Tuke drew himself back, uttered a great sigh, and stood staring.

“Oh, sir,” continued the man, “I was as wildly incredulous of it as you. Much more she said, and that I am fain not to injustice the poor wench by repeating. But on the main point she was firm.”

“That the very dead eye of the horror was the ‘Lake of Wine’ itself?”

“Yes. And—oh! sir, when at last I came to think of the living highwayman as I knew him; of his resourceful cunning and ingenuity; of how, in my memory of him, this fixed and protruding eye, painted into the semblance of a real one, stood out horribly, under the nerveless lid, I was forced to the conclusion that she spoke right, and had been all these years the solitary warder of the secret.”

“Why did she hold, nor ever reveal it? How could she guess it was there? And why, being there, did it not escape when the head fell?”

“Sir, sir, think! She is mad. She would penetrate and maintain such a secret with every artifice. As to the stone’s breaking away, the skin was all contracted and toughened about it like leather.”

“Dennis—this is an insane idea! And yet—why, great God! the skull’s gone!”

He stared blankly at his man.

“Oh!” he murmured in a moment, “if by any chance there is truth in this—if the wild story is no bogle of the girl’s distemper—how my own peevishness and cruelty react upon myself!”

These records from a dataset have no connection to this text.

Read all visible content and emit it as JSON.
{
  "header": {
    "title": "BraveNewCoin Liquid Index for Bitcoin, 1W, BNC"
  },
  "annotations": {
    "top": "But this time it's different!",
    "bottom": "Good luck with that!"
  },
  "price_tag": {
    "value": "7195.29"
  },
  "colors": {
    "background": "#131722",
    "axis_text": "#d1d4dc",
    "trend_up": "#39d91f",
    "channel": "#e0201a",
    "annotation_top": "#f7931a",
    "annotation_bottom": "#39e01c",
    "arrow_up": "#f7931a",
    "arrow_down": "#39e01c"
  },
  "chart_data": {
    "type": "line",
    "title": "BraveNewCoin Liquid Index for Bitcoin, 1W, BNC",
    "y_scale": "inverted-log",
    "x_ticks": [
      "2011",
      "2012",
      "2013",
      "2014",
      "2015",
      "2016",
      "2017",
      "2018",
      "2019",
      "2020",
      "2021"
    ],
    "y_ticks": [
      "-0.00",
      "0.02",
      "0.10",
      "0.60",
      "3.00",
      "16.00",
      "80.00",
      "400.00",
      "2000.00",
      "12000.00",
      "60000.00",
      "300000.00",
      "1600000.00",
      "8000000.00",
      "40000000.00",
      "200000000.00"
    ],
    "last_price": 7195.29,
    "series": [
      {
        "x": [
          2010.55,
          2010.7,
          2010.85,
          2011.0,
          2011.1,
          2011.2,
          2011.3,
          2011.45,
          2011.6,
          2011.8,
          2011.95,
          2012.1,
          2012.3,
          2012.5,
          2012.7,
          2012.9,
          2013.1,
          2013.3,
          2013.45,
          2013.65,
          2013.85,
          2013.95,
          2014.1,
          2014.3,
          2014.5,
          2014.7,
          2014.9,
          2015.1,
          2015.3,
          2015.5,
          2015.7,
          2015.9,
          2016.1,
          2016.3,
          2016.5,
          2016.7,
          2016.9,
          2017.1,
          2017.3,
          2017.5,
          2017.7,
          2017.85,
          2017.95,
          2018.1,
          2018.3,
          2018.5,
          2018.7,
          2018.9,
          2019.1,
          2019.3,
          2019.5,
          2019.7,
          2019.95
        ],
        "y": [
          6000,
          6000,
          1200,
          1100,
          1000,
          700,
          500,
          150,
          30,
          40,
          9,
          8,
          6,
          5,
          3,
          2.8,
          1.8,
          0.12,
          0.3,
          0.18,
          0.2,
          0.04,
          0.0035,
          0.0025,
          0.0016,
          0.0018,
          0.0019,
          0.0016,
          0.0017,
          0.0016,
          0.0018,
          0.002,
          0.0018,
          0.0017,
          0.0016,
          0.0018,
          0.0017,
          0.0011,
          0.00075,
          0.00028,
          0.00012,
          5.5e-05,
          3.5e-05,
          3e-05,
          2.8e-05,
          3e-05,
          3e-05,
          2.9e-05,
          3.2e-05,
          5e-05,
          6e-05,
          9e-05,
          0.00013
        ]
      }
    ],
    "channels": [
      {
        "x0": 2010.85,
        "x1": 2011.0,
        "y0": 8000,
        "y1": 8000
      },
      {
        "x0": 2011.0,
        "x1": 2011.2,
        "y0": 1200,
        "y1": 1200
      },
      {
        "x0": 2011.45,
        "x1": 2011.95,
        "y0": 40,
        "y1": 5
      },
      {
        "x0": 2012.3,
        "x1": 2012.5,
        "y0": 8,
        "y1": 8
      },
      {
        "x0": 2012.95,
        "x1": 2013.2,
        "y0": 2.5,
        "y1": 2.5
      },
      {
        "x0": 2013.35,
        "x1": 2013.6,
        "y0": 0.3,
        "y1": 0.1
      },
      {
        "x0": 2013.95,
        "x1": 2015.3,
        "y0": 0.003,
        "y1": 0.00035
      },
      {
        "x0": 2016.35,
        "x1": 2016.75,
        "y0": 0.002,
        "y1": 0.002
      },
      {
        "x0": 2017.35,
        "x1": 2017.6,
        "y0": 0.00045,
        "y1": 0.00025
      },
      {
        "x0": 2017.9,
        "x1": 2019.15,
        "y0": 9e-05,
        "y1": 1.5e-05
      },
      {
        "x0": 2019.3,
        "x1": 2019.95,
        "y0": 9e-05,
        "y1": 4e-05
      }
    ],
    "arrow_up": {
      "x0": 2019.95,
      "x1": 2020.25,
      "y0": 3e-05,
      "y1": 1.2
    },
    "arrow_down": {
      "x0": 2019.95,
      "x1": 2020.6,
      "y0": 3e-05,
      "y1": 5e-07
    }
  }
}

He took the other by the shoulder.

“Dennis,” he said, “you have your revenge at last.”

“No, no, no!”

“Then, where is the skull? What have you done with it?”

The man hesitated.

“Did you burn it, destroy it?” cried Tuke. “Speak out, man! I am the only one to blame.”

“I did not destroy it, sir. I——”

“Yes, yes. Oh, out with it, in the devil’s name!”

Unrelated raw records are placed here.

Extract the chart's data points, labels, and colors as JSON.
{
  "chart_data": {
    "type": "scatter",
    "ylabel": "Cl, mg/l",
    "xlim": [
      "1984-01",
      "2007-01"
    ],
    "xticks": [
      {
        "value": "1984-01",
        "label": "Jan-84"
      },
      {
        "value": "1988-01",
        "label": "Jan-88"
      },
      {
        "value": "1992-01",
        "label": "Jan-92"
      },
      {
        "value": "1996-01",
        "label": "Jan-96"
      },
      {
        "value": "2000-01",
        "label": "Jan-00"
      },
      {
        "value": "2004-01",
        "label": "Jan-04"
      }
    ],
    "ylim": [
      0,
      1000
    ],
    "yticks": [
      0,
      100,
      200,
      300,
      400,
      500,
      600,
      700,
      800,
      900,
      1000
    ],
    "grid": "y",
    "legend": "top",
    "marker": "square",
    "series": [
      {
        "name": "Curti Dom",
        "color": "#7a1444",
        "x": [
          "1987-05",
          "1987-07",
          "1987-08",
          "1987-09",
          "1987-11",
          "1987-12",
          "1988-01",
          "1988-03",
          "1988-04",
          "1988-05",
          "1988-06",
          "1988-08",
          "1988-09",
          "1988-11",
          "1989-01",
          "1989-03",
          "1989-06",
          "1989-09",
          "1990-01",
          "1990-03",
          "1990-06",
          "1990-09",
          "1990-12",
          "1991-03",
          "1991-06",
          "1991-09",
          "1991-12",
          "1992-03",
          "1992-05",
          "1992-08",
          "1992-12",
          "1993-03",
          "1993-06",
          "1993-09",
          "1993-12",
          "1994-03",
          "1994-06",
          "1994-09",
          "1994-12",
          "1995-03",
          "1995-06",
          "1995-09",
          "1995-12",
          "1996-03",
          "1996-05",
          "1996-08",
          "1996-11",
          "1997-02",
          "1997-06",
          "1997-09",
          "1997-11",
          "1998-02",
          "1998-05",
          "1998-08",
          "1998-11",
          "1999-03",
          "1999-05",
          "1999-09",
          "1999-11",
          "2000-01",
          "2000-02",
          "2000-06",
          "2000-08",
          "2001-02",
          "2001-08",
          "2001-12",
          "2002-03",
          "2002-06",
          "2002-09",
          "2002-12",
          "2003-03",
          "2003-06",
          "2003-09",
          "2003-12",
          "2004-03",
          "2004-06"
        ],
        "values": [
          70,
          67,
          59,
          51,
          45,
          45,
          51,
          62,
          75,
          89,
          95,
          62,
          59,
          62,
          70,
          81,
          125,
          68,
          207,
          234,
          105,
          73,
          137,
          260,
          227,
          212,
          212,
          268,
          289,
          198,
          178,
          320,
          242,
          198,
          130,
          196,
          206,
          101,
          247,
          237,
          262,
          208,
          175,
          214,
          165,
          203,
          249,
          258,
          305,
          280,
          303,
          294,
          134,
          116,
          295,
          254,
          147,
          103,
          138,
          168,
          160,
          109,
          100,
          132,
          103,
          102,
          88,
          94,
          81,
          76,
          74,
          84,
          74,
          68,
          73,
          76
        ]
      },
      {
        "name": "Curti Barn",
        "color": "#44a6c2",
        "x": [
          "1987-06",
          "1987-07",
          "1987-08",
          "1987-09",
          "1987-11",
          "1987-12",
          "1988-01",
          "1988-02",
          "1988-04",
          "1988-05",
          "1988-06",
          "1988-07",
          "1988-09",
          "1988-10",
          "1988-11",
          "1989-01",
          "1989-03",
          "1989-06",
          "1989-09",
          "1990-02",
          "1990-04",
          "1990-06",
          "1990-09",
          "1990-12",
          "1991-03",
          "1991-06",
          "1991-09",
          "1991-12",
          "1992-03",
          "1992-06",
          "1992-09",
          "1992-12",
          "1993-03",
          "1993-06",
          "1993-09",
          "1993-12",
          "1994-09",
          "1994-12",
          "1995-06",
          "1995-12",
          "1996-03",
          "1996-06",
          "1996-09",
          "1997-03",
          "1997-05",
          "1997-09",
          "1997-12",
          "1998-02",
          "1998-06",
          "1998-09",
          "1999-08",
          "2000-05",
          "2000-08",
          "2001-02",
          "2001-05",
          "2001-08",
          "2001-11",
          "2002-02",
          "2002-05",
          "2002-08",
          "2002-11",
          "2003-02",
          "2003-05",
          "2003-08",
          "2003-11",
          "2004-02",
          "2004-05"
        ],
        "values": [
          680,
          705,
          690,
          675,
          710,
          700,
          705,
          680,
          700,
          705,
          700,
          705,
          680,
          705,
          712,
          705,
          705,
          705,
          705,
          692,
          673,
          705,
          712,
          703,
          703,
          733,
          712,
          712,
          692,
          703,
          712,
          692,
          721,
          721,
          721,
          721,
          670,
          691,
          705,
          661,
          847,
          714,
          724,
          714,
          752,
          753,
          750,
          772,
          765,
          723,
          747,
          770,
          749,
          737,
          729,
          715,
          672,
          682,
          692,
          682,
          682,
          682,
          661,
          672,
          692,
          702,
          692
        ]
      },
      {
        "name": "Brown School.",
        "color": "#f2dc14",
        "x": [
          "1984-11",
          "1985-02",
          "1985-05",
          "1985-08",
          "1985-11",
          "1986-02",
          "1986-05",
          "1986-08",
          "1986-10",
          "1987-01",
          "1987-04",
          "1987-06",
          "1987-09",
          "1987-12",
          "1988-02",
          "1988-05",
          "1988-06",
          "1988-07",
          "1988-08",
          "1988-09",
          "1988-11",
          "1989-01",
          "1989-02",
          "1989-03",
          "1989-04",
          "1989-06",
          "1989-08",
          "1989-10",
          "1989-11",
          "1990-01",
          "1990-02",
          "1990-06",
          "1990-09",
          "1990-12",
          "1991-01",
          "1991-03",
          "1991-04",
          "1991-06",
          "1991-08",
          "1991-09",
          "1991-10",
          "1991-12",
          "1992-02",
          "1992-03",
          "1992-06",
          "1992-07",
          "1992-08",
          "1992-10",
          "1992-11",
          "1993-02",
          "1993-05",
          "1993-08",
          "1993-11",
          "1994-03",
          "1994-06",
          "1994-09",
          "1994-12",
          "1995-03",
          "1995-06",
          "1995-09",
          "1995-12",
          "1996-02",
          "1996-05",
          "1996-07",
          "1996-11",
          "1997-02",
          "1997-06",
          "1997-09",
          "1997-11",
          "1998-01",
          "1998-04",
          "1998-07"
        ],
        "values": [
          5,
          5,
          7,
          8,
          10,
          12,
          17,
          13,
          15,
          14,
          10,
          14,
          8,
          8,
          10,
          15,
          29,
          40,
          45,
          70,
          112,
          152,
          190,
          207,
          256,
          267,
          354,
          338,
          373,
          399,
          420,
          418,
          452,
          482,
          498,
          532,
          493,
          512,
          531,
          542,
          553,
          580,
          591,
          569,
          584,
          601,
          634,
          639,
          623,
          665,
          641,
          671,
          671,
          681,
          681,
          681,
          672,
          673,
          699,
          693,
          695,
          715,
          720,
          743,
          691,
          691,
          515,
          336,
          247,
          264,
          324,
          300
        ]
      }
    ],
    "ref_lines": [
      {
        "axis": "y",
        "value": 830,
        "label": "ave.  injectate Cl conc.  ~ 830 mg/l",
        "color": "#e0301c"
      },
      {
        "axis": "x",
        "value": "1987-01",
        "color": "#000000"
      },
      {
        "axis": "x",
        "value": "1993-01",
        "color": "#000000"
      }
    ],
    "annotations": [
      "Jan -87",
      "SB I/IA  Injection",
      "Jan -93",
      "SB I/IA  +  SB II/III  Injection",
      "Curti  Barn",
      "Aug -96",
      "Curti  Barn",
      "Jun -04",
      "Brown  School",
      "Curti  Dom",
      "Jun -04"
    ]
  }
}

“I gave it to the woman, and she took it away.”

“The woman? What—? Ah! you mean the gipsy I saw you in talk with.”

It all recurred to him in a moment—the stolen interview; the bundle passed from one to the other.

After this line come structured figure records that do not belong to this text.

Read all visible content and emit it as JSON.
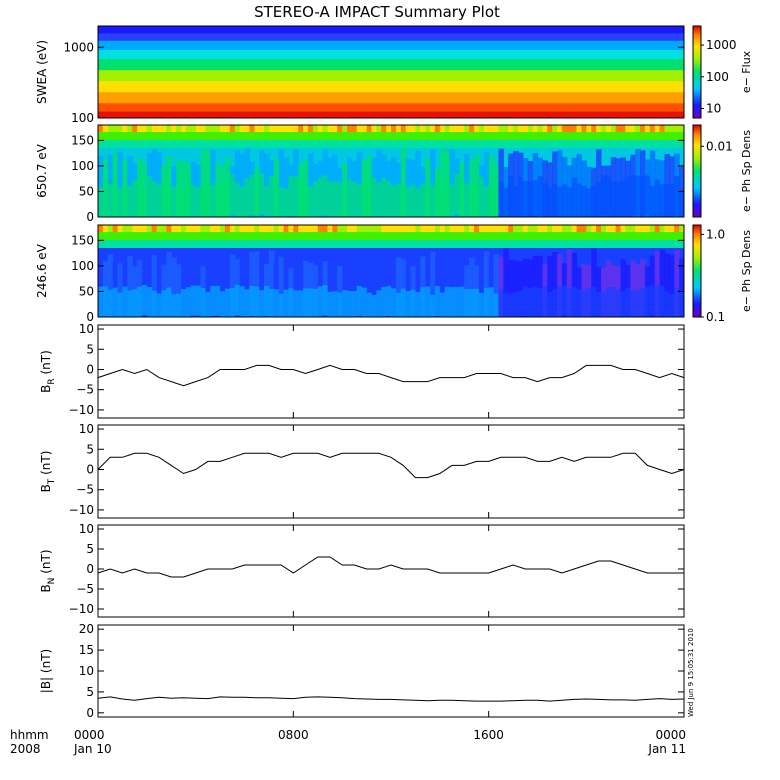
{
  "chart_data": {
    "type": "heatmap",
    "title": "STEREO-A IMPACT Summary Plot",
    "time_axis": {
      "label_top": "hhmm",
      "label_bottom": "2008",
      "ticks": [
        {
          "hour": 0,
          "hhmm": "0000",
          "date": "Jan 10"
        },
        {
          "hour": 8,
          "hhmm": "0800",
          "date": ""
        },
        {
          "hour": 16,
          "hhmm": "1600",
          "date": ""
        },
        {
          "hour": 24,
          "hhmm": "0000",
          "date": "Jan 11"
        }
      ],
      "range_hours": [
        0,
        24
      ]
    },
    "timestamp": "Wed Jun 9 15:05:31 2010",
    "spectrograms": [
      {
        "id": "swea",
        "ylabel": "SWEA (eV)",
        "yscale": "log",
        "ylim": [
          100,
          2000
        ],
        "yticks": [
          100,
          1000
        ],
        "ytick_labels": [
          "100",
          "1000"
        ],
        "colorbar_label": "e− Flux",
        "colorbar_scale": "log",
        "colorbar_range": [
          5,
          4000
        ],
        "colorbar_ticks": [
          10,
          100,
          1000
        ],
        "colorbar_tick_labels": [
          "10",
          "100",
          "1000"
        ]
      },
      {
        "id": "pad650",
        "ylabel": "650.7 eV",
        "yscale": "linear",
        "ylim": [
          0,
          180
        ],
        "yticks": [
          0,
          50,
          100,
          150
        ],
        "ytick_labels": [
          "0",
          "50",
          "100",
          "150"
        ],
        "colorbar_label": "e− Ph Sp Dens",
        "colorbar_scale": "log",
        "colorbar_range": [
          0.001,
          0.02
        ],
        "colorbar_ticks": [
          0.01
        ],
        "colorbar_tick_labels": [
          "0.01"
        ]
      },
      {
        "id": "pad246",
        "ylabel": "246.6 eV",
        "yscale": "linear",
        "ylim": [
          0,
          180
        ],
        "yticks": [
          0,
          50,
          100,
          150
        ],
        "ytick_labels": [
          "0",
          "50",
          "100",
          "150"
        ],
        "colorbar_label": "e− Ph Sp Dens",
        "colorbar_scale": "log",
        "colorbar_range": [
          0.1,
          1.3
        ],
        "colorbar_ticks": [
          0.1,
          1.0
        ],
        "colorbar_tick_labels": [
          "0.1",
          "1.0"
        ]
      }
    ],
    "line_panels": [
      {
        "id": "br",
        "ylabel_main": "B",
        "ylabel_sub": "R",
        "ylabel_unit": "(nT)",
        "ylim": [
          -12,
          11
        ],
        "yticks": [
          -10,
          -5,
          0,
          5,
          10
        ],
        "ytick_labels": [
          "−10",
          "−5",
          "0",
          "5",
          "10"
        ],
        "x": [
          0,
          0.5,
          1,
          1.5,
          2,
          2.5,
          3,
          3.5,
          4,
          4.5,
          5,
          5.5,
          6,
          6.5,
          7,
          7.5,
          8,
          8.5,
          9,
          9.5,
          10,
          10.5,
          11,
          11.5,
          12,
          12.5,
          13,
          13.5,
          14,
          14.5,
          15,
          15.5,
          16,
          16.5,
          17,
          17.5,
          18,
          18.5,
          19,
          19.5,
          20,
          20.5,
          21,
          21.5,
          22,
          22.5,
          23,
          23.5,
          24
        ],
        "values": [
          -2,
          -1,
          0,
          -1,
          0,
          -2,
          -3,
          -4,
          -3,
          -2,
          0,
          0,
          0,
          1,
          1,
          0,
          0,
          -1,
          0,
          1,
          0,
          0,
          -1,
          -1,
          -2,
          -3,
          -3,
          -3,
          -2,
          -2,
          -2,
          -1,
          -1,
          -1,
          -2,
          -2,
          -3,
          -2,
          -2,
          -1,
          1,
          1,
          1,
          0,
          0,
          -1,
          -2,
          -1,
          -2
        ]
      },
      {
        "id": "bt",
        "ylabel_main": "B",
        "ylabel_sub": "T",
        "ylabel_unit": "(nT)",
        "ylim": [
          -12,
          11
        ],
        "yticks": [
          -10,
          -5,
          0,
          5,
          10
        ],
        "ytick_labels": [
          "−10",
          "−5",
          "0",
          "5",
          "10"
        ],
        "x": [
          0,
          0.5,
          1,
          1.5,
          2,
          2.5,
          3,
          3.5,
          4,
          4.5,
          5,
          5.5,
          6,
          6.5,
          7,
          7.5,
          8,
          8.5,
          9,
          9.5,
          10,
          10.5,
          11,
          11.5,
          12,
          12.5,
          13,
          13.5,
          14,
          14.5,
          15,
          15.5,
          16,
          16.5,
          17,
          17.5,
          18,
          18.5,
          19,
          19.5,
          20,
          20.5,
          21,
          21.5,
          22,
          22.5,
          23,
          23.5,
          24
        ],
        "values": [
          0,
          3,
          3,
          4,
          4,
          3,
          1,
          -1,
          0,
          2,
          2,
          3,
          4,
          4,
          4,
          3,
          4,
          4,
          4,
          3,
          4,
          4,
          4,
          4,
          3,
          1,
          -2,
          -2,
          -1,
          1,
          1,
          2,
          2,
          3,
          3,
          3,
          2,
          2,
          3,
          2,
          3,
          3,
          3,
          4,
          4,
          1,
          0,
          -1,
          0
        ]
      },
      {
        "id": "bn",
        "ylabel_main": "B",
        "ylabel_sub": "N",
        "ylabel_unit": "(nT)",
        "ylim": [
          -12,
          11
        ],
        "yticks": [
          -10,
          -5,
          0,
          5,
          10
        ],
        "ytick_labels": [
          "−10",
          "−5",
          "0",
          "5",
          "10"
        ],
        "x": [
          0,
          0.5,
          1,
          1.5,
          2,
          2.5,
          3,
          3.5,
          4,
          4.5,
          5,
          5.5,
          6,
          6.5,
          7,
          7.5,
          8,
          8.5,
          9,
          9.5,
          10,
          10.5,
          11,
          11.5,
          12,
          12.5,
          13,
          13.5,
          14,
          14.5,
          15,
          15.5,
          16,
          16.5,
          17,
          17.5,
          18,
          18.5,
          19,
          19.5,
          20,
          20.5,
          21,
          21.5,
          22,
          22.5,
          23,
          23.5,
          24
        ],
        "values": [
          -1,
          0,
          -1,
          0,
          -1,
          -1,
          -2,
          -2,
          -1,
          0,
          0,
          0,
          1,
          1,
          1,
          1,
          -1,
          1,
          3,
          3,
          1,
          1,
          0,
          0,
          1,
          0,
          0,
          0,
          -1,
          -1,
          -1,
          -1,
          -1,
          0,
          1,
          0,
          0,
          0,
          -1,
          0,
          1,
          2,
          2,
          1,
          0,
          -1,
          -1,
          -1,
          -1
        ]
      },
      {
        "id": "bmag",
        "ylabel_main": "|B|",
        "ylabel_sub": "",
        "ylabel_unit": "(nT)",
        "ylim": [
          -1,
          21
        ],
        "yticks": [
          0,
          5,
          10,
          15,
          20
        ],
        "ytick_labels": [
          "0",
          "5",
          "10",
          "15",
          "20"
        ],
        "x": [
          0,
          0.5,
          1,
          1.5,
          2,
          2.5,
          3,
          3.5,
          4,
          4.5,
          5,
          5.5,
          6,
          6.5,
          7,
          7.5,
          8,
          8.5,
          9,
          9.5,
          10,
          10.5,
          11,
          11.5,
          12,
          12.5,
          13,
          13.5,
          14,
          14.5,
          15,
          15.5,
          16,
          16.5,
          17,
          17.5,
          18,
          18.5,
          19,
          19.5,
          20,
          20.5,
          21,
          21.5,
          22,
          22.5,
          23,
          23.5,
          24
        ],
        "values": [
          3.5,
          3.8,
          3.3,
          3.0,
          3.4,
          3.7,
          3.5,
          3.6,
          3.5,
          3.4,
          3.8,
          3.7,
          3.7,
          3.6,
          3.6,
          3.5,
          3.4,
          3.7,
          3.8,
          3.7,
          3.6,
          3.4,
          3.3,
          3.2,
          3.2,
          3.1,
          3.0,
          2.9,
          3.0,
          3.0,
          2.9,
          2.8,
          2.8,
          2.8,
          2.9,
          3.0,
          3.0,
          2.8,
          3.0,
          3.2,
          3.3,
          3.2,
          3.1,
          3.1,
          3.0,
          3.2,
          3.4,
          3.2,
          3.3
        ]
      }
    ]
  }
}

“Where is she?” he said faintly. “Do you know where she is?”

“I—yes, sir. I could lead you to the wild place she inhabits.”

“You must do so,” said Tuke eagerly. “I have done an unwitting wrong to a great sufferer. Dennis, you will lead me to her, won’t you? and help me to the recovery of this accursed stone?”

“Sir, it is accursed, I think; but I will lead you to her.”

“Good fellow!—But why did you make her its custodian? What did she want with it; and has she it still?”

“I will answer for her, with her life, in that.”

He looked strange, and his master as strangely on him.

“What did she want with it?” repeated the latter.

“Sir, sir—how can I say? Perhaps for memory of a great criminal, God forgive him! I implore you not to force me to an answer.”

Tuke scarcely seemed to heed him, or his obvious distress. His vision was lost in pre-occupation.

“Wait!” he said, as if talking to himself. “We must take Luvaine into our confidence before we go further. It is his right to know all; and he must judge me fairly. Be quiet and secret, my good fellow, and don’t touch upon this subject again without my invitation.”

He dismissed his servant, and sat for an hour in the red fire-light deeply pondering. The snow pricked and rustled on the casement, as he dreamed by the still glowing hearth. A stealthy noise of mice was behind the wainscot, and through all the house the stealthy tread of unseen things wandering about the ghostly rooms overhead. One of these seemed to reveal itself—here, at his feet. It crept in very quietly, its white bosom heaving, its hair like a flame of autumn mist, and put warm lips to his hand as it hung slackly, and seized and held it a moment against its soft neck—and so went silently the way it had come.

By and by he roused himself, and looked up with a smile, half-comic and half-pitiful.

“For a country squire of particular morals,” he murmured, “I am quite unduly St. Anthonied by these visions. Did ever man so pay the penalty of his weakness?”